UNITED NATIONS   -   Prime Minister Shehbaz Sharif makes his debut on world stage when addresses the 77ses­sion of UN General Assembly on Friday in which he is set to highlight the massive devasta­tion left behind by the deadly climate-induced floods, and ap­peal for international help to deal with the catastrophe.

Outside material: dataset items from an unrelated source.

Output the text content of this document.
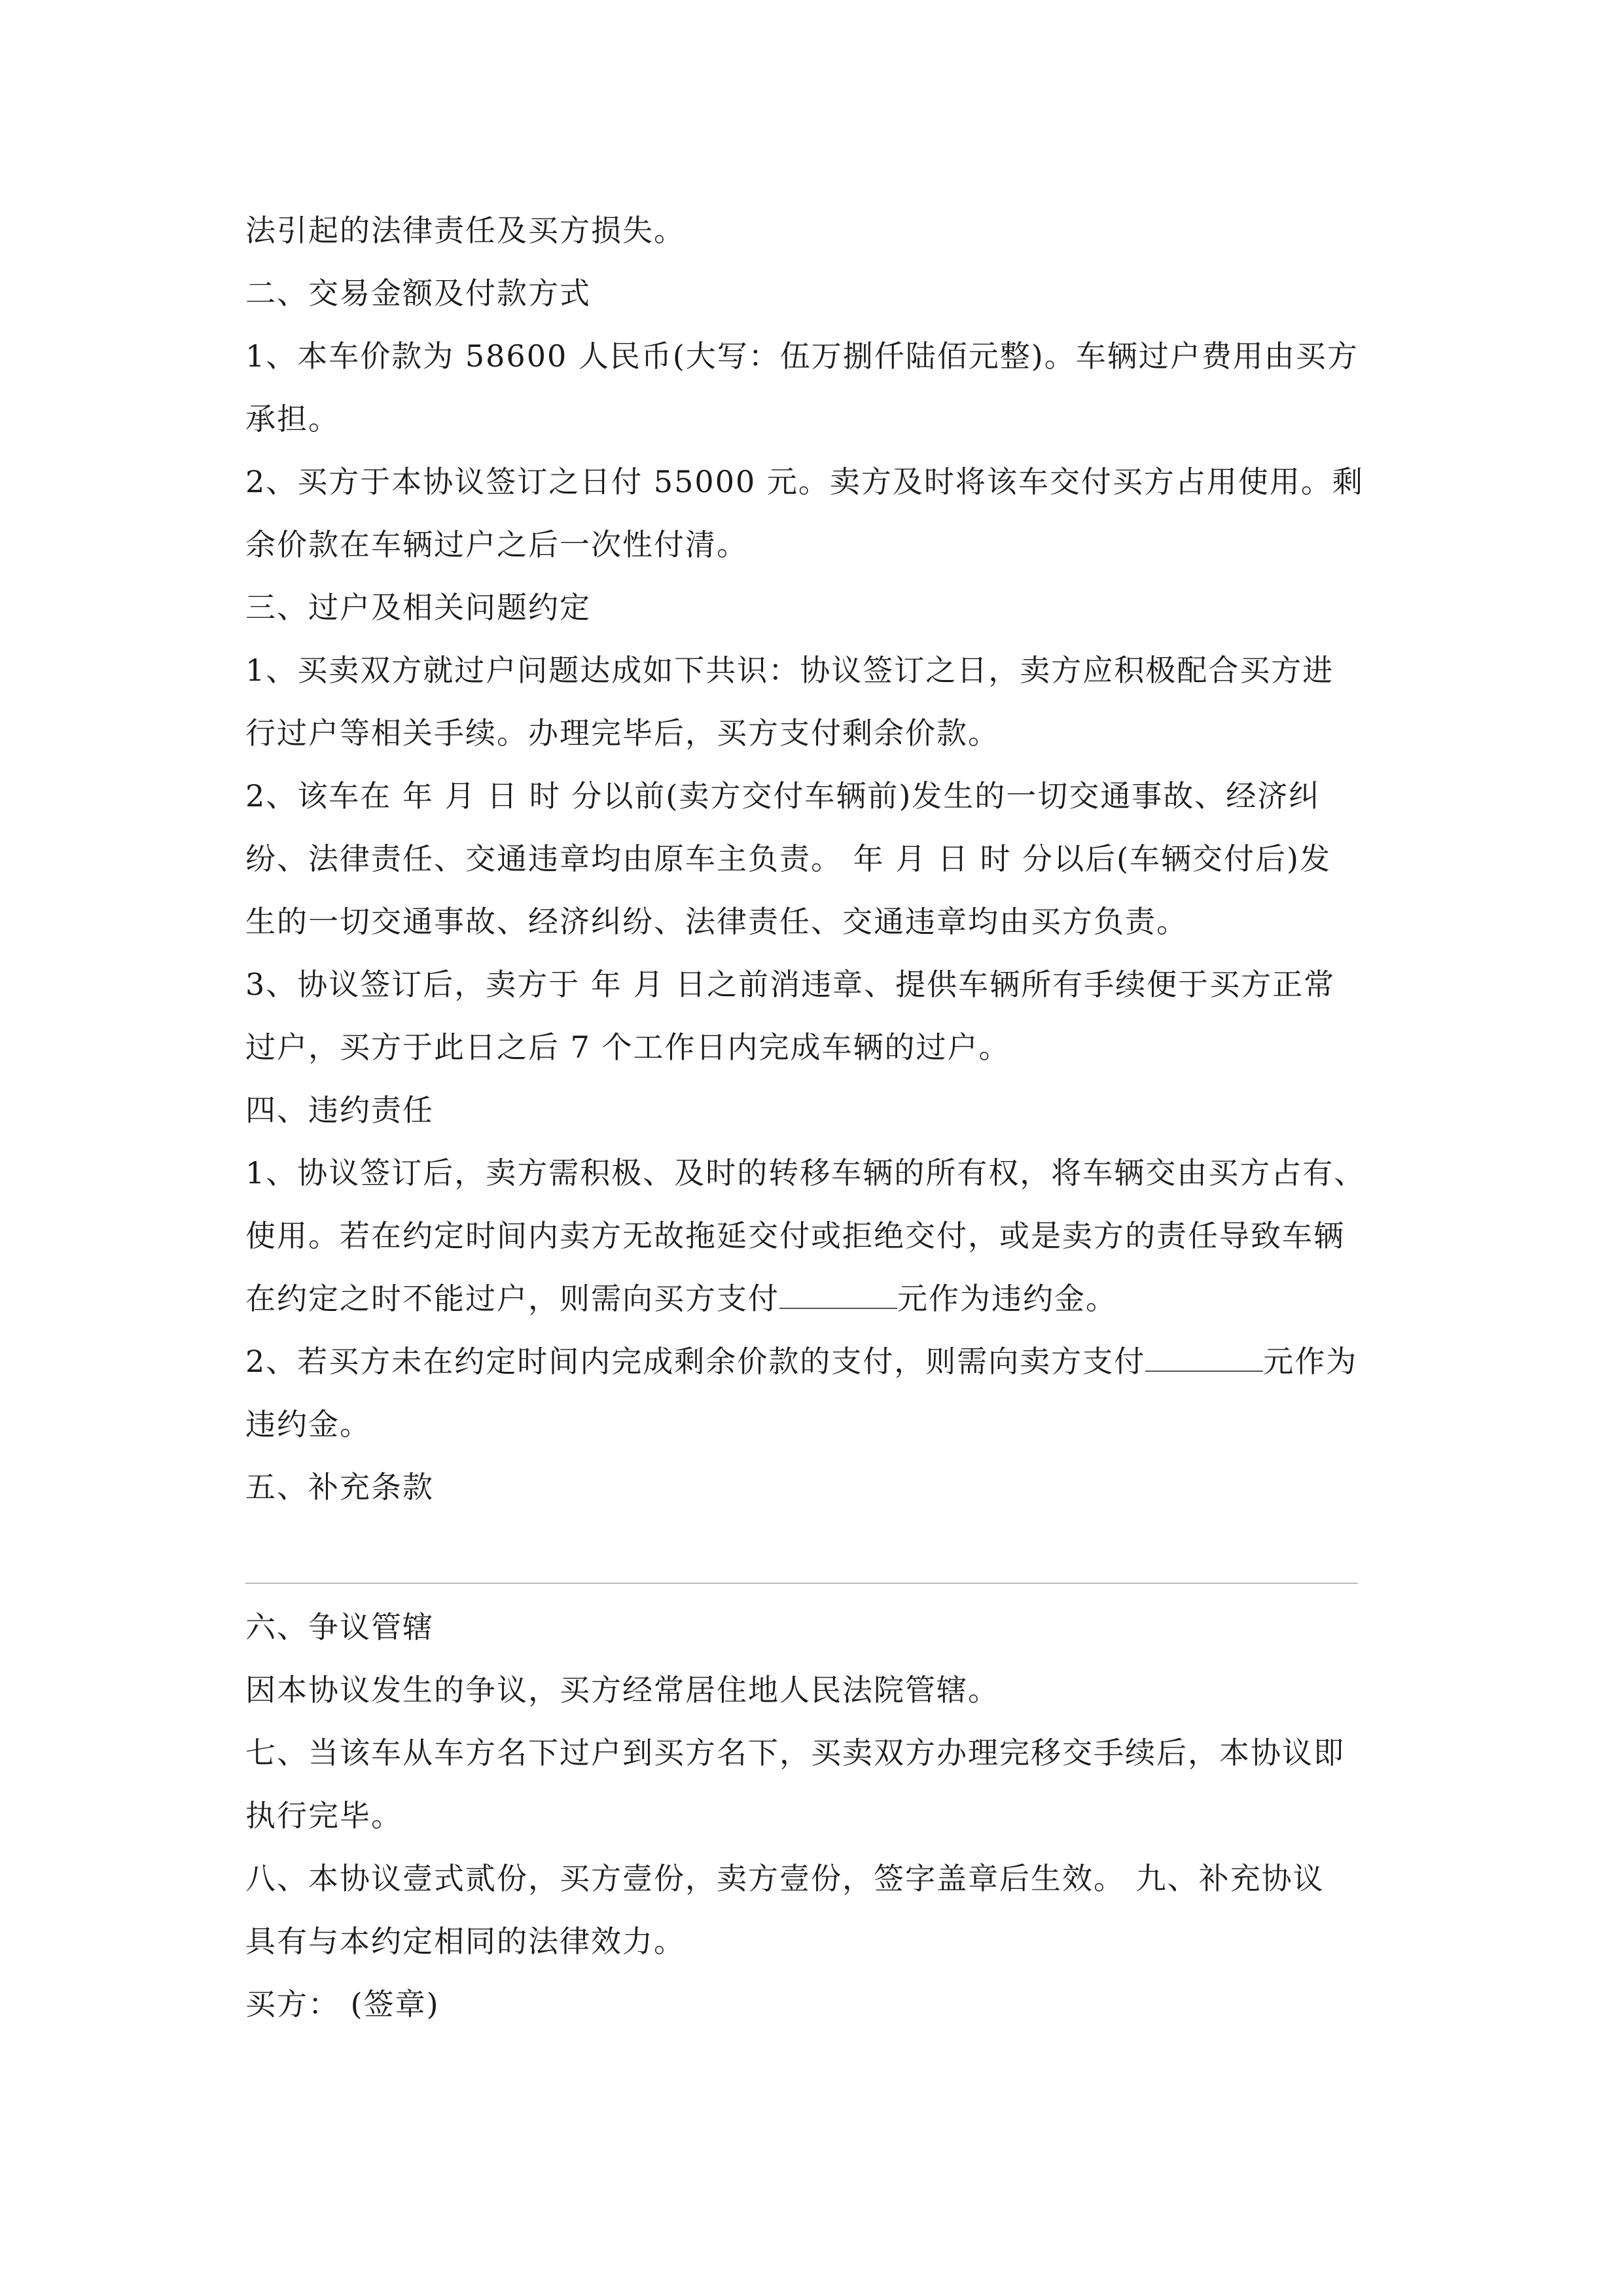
法引起的法律责任及买方损失。
二、交易金额及付款方式
1、本车价款为 58600 人民币(大写：伍万捌仟陆佰元整)。车辆过户费用由买方
承担。
2、买方于本协议签订之日付 55000 元。卖方及时将该车交付买方占用使用。剩
余价款在车辆过户之后一次性付清。
三、过户及相关问题约定
1、买卖双方就过户问题达成如下共识：协议签订之日，卖方应积极配合买方进
行过户等相关手续。办理完毕后，买方支付剩余价款。
2、该车在 年 月 日 时 分以前(卖方交付车辆前)发生的一切交通事故、经济纠
纷、法律责任、交通违章均由原车主负责。 年 月 日 时 分以后(车辆交付后)发
生的一切交通事故、经济纠纷、法律责任、交通违章均由买方负责。
3、协议签订后，卖方于 年 月 日之前消违章、提供车辆所有手续便于买方正常
过户，买方于此日之后 7 个工作日内完成车辆的过户。
四、违约责任
1、协议签订后，卖方需积极、及时的转移车辆的所有权，将车辆交由买方占有、
使用。若在约定时间内卖方无故拖延交付或拒绝交付，或是卖方的责任导致车辆
在约定之时不能过户，则需向买方支付	元作为违约金。
2、若买方未在约定时间内完成剩余价款的支付，则需向卖方支付	元作为
违约金。
五、补充条款
六、争议管辖
因本协议发生的争议，买方经常居住地人民法院管辖。
七、当该车从车方名下过户到买方名下，买卖双方办理完移交手续后，本协议即
执行完毕。
八、本协议壹式贰份，买方壹份，卖方壹份，签字盖章后生效。 九、补充协议
具有与本约定相同的法律效力。
买方： (签章)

The Pakistani leader is the 12th speaker in the 193-mem­ber Assembly’s high-level de­bate on its 4th day in which some 140 world leader are participat­ing, It is the first in-person ses­sion of the Assembly following the COVID-19 pandemic. During his series of meetings with his counterparts from around the world, Prime Minister Sharif has been briefing them on the floods that have inundated one-third of Pakistan, inflicting huge dam­age to human lives, infrastruc­ture, livestock and crops. “Paki­stan is passing through difficult times and the havoc wreaked by floods, which is obvious be­fore the world, needs serious attention,” he said in his video statement on Wednesday. Some world leaders have responded by making dramatic appeals to the international community to come forward and help Pakistan. Opening the debate on Tuesday, UN Secretary-General Antonio Guterres, who made a solidar­ity visit to Pakistan earlier this month, told world leaders that Pakistan is “drowning not only in floodwater, but in debt.” 

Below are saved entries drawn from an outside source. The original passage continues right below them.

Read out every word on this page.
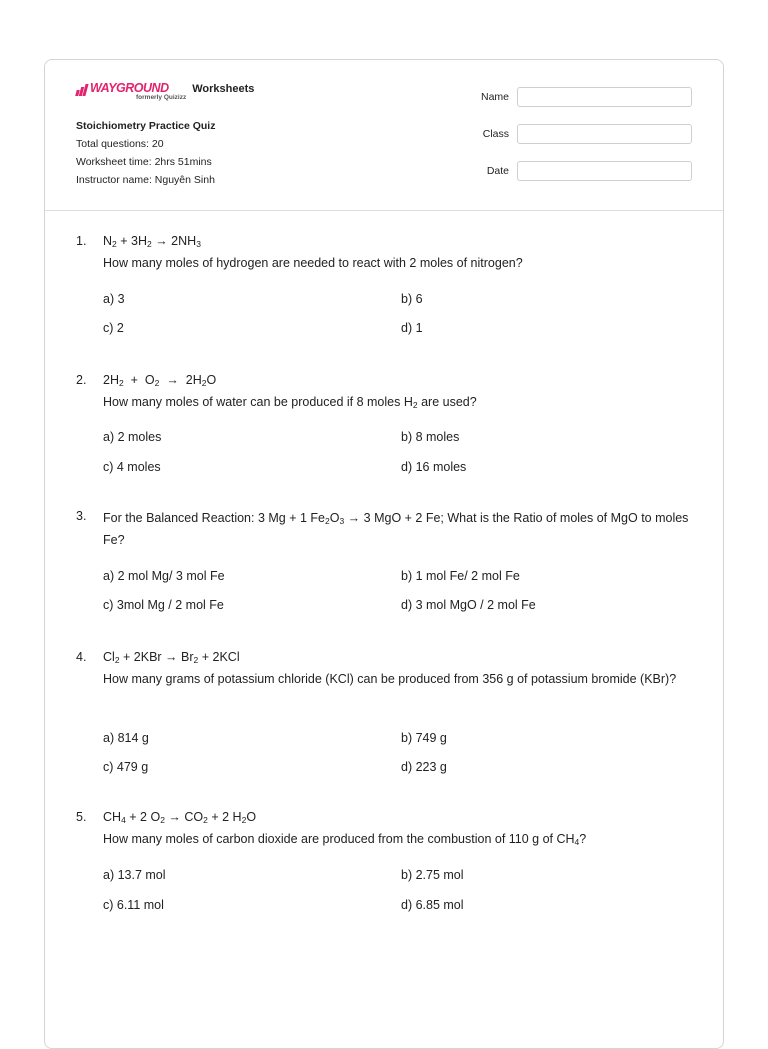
WAYGROUND
formerly Quizizz
Worksheets
Stoichiometry Practice Quiz
Total questions: 20
Worksheet time: 2hrs 51mins
Instructor name: Nguyên Sinh
Name
Class
Date
1. $N_2 + 3H_2 \to 2NH_3$
How many moles of hydrogen are needed to react with 2 moles of nitrogen?
a) 3	b) 6
c) 2	d) 1
2. $2H_2 + O_2 \to 2H_2O$
How many moles of water can be produced if 8 moles $H_2$ are used?
a) 2 moles	b) 8 moles
c) 4 moles	d) 16 moles
3. For the Balanced Reaction: 3 Mg + 1 $Fe_2O_3 \to 3$ MgO + 2 Fe; What is the Ratio of moles of MgO to moles Fe?
a) 2 mol Mg/ 3 mol Fe	b) 1 mol Fe/ 2 mol Fe
c) 3mol Mg / 2 mol Fe	d) 3 mol MgO / 2 mol Fe
4. $Cl_2 + 2KBr \to Br_2 + 2KCl$
How many grams of potassium chloride (KCl) can be produced from 356 g of potassium bromide (KBr)?
a) 814 g	b) 749 g
c) 479 g	d) 223 g
5. $CH_4 + 2$ $O_2 \to CO_2 + 2$ $H_2O$
How many moles of carbon dioxide are produced from the combustion of 110 g of $CH_4$?
a) 13.7 mol	b) 2.75 mol
c) 6.11 mol	d) 6.85 mol
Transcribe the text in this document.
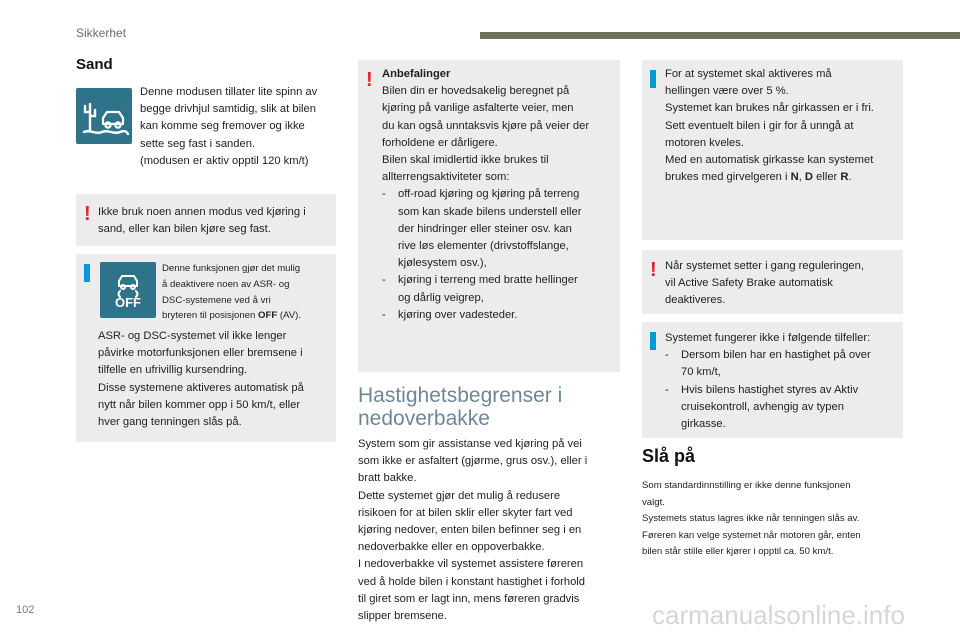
Sikkerhet
Sand

Denne modusen tillater lite spinn av

begge drivhjul samtidig, slik at bilen

kan komme seg fremover og ikke

sette seg fast i sanden.

(modusen er aktiv opptil 120 km/t)

! Ikke bruk noen annen modus ved kjøring i

sand, eller kan bilen kjøre seg fast.

Denne funksjonen gjør det mulig

å deaktivere noen av ASR- og

DSC-systemene ved å vri

bryteren til posisjonen OFF (AV).

ASR- og DSC-systemet vil ikke lenger

påvirke motorfunksjonen eller bremsene i

tilfelle en ufrivillig kursendring.

Disse systemene aktiveres automatisk på

nytt når bilen kommer opp i 50 km/t, eller

hver gang tenningen slås på.

OFF
! Anbefalinger

Bilen din er hovedsakelig beregnet på

kjøring på vanlige asfalterte veier, men

du kan også unntaksvis kjøre på veier der

forholdene er dårligere.

Bilen skal imidlertid ikke brukes til

allterrengsaktiviteter som:

- off-road kjøring og kjøring på terreng

som kan skade bilens understell eller

der hindringer eller steiner osv. kan

rive løs elementer (drivstoffslange,

kjølesystem osv.),

- kjøring i terreng med bratte hellinger

og dårlig veigrep,

- kjøring over vadesteder.

Hastighetsbegrenser i

nedoverbakke

System som gir assistanse ved kjøring på vei

som ikke er asfaltert (gjørme, grus osv.), eller i

bratt bakke.

Dette systemet gjør det mulig å redusere

risikoen for at bilen sklir eller skyter fart ved

kjøring nedover, enten bilen befinner seg i en

nedoverbakke eller en oppoverbakke.

I nedoverbakke vil systemet assistere føreren

ved å holde bilen i konstant hastighet i forhold

til giret som er lagt inn, mens føreren gradvis

slipper bremsene.

For at systemet skal aktiveres må

hellingen være over 5 %.

Systemet kan brukes når girkassen er i fri.

Sett eventuelt bilen i gir for å unngå at

motoren kveles.

Med en automatisk girkasse kan systemet

brukes med girvelgeren i N, D eller R.

! Når systemet setter i gang reguleringen,

vil Active Safety Brake automatisk

deaktiveres.

Systemet fungerer ikke i følgende tilfeller:

- Dersom bilen har en hastighet på over

70 km/t,

- Hvis bilens hastighet styres av Aktiv

cruisekontroll, avhengig av typen

girkasse.

Slå på

Som standardinnstilling er ikke denne funksjonen

valgt.

Systemets status lagres ikke når tenningen slås av.

Føreren kan velge systemet når motoren går, enten

bilen står stille eller kjører i opptil ca. 50 km/t.

102	carmanualsonline.info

On Wednesday, the UN chief went on to say at a private meeting with world leaders on climate change, “We have all seen the appalling images from Pakistan, and this is just at 1.2 degrees of global warming and we are heading for over 3 de­grees.” And on Wednesday, US President Joe Biden told the General Assembly,, “Pakistan is still underwater needs help.” On his part, Turkish President Recep Tayyip Erdogan, express­ing his condolences, said, “we would like to call out to the in­ternational community to help the people of Pakistan as they’re going through this most unfor­tunate and painful time.” 

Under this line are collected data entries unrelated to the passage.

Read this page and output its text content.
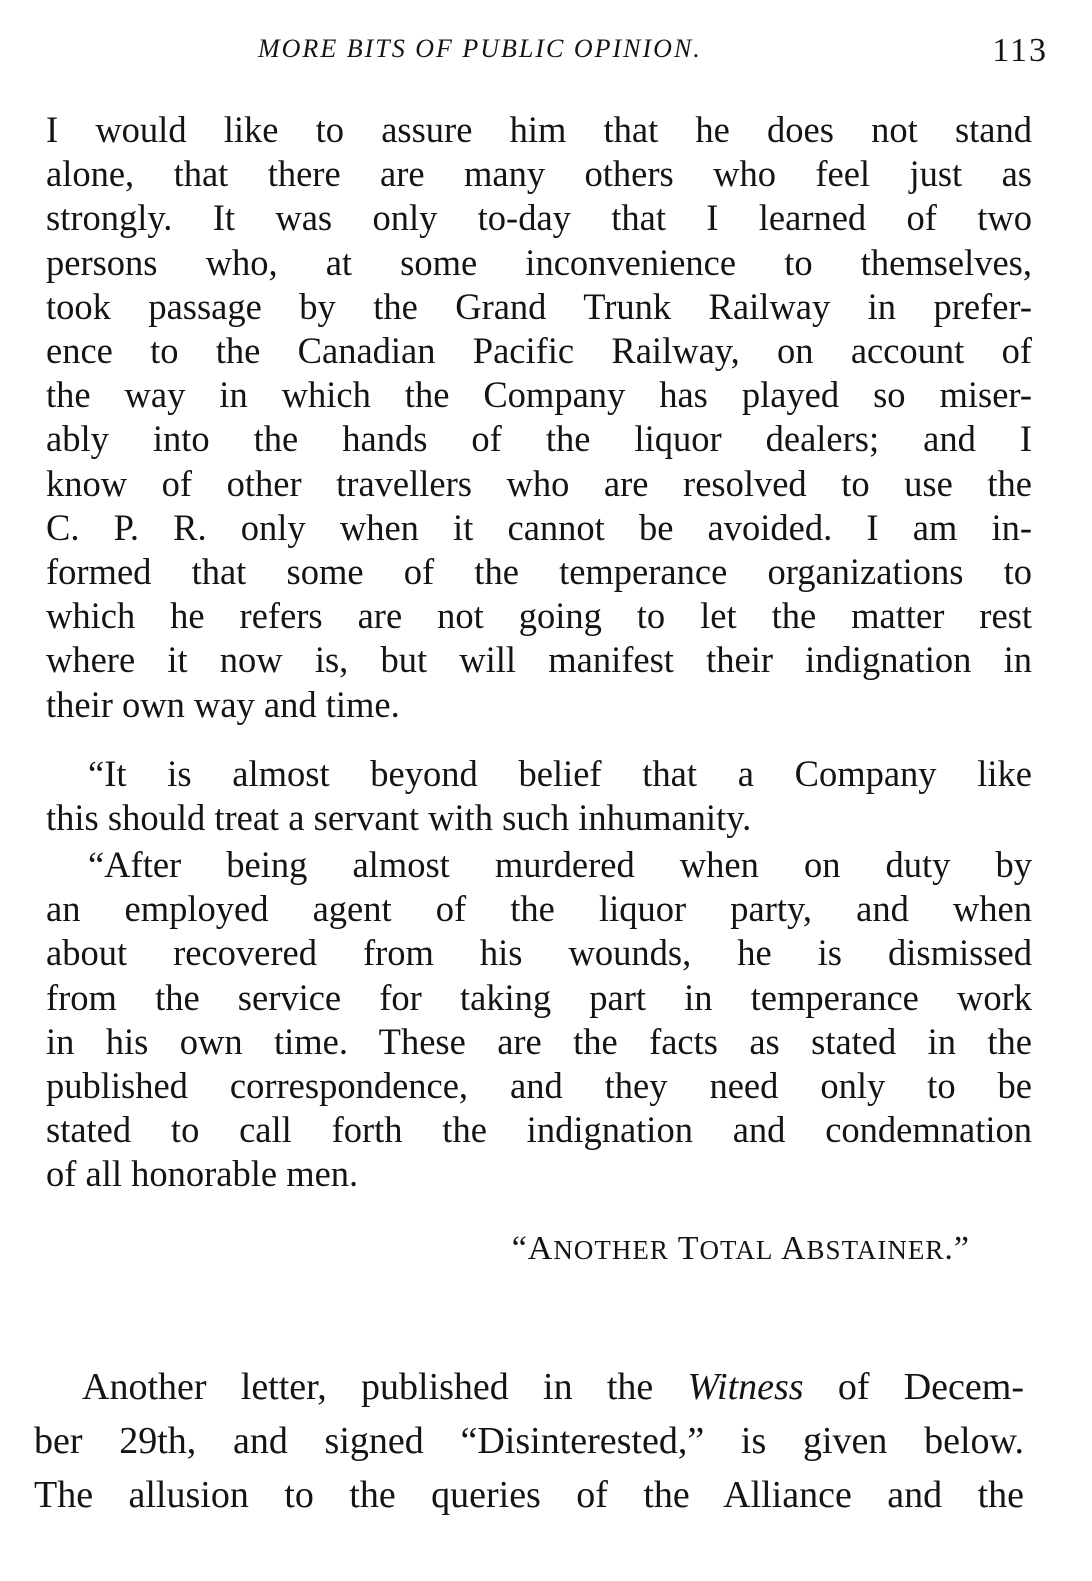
MORE BITS OF PUBLIC OPINION.	113
I would like to assure him that he does not stand
alone, that there are many others who feel just as
strongly. It was only to-day that I learned of two
persons who, at some inconvenience to themselves,
took passage by the Grand Trunk Railway in prefer-
ence to the Canadian Pacific Railway, on account of
the way in which the Company has played so miser-
ably into the hands of the liquor dealers; and I
know of other travellers who are resolved to use the
C. P. R. only when it cannot be avoided. I am in-
formed that some of the temperance organizations to
which he refers are not going to let the matter rest
where it now is, but will manifest their indignation in
their own way and time.
“It is almost beyond belief that a Company like
this should treat a servant with such inhumanity.
“After being almost murdered when on duty by
an employed agent of the liquor party, and when
about recovered from his wounds, he is dismissed
from the service for taking part in temperance work
in his own time. These are the facts as stated in the
published correspondence, and they need only to be
stated to call forth the indignation and condemnation
of all honorable men.
“ANOTHER TOTAL ABSTAINER.”
Another letter, published in the Witness of Decem-
ber 29th, and signed “Disinterested,” is given below.
The allusion to the queries of the Alliance and the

Similarly, many other world leaders have drawn attention to the floods in Pakistan. Follow­ing Guterres’ trip to Pakistan, the UN issued a $160 million flash appeal for help Pakistan cope with initial phases of the calamity, but so far it is not yet fully funded. In his address, the Prime Minister will also under­score the need for the resolu­tion of the Kashmir dispute, one of the oldest items on the agen­da of the Security Council, and reaffirm Pakistan’s principled stand on the issue. This year’s UNGA is taking place against a backdrop of complex, intercon­nected crises. Conflict, climate change, and COVID-19 have ex­acerbated inequality, poverty, and hunger across the planet, particularly among the most vulnerable populations.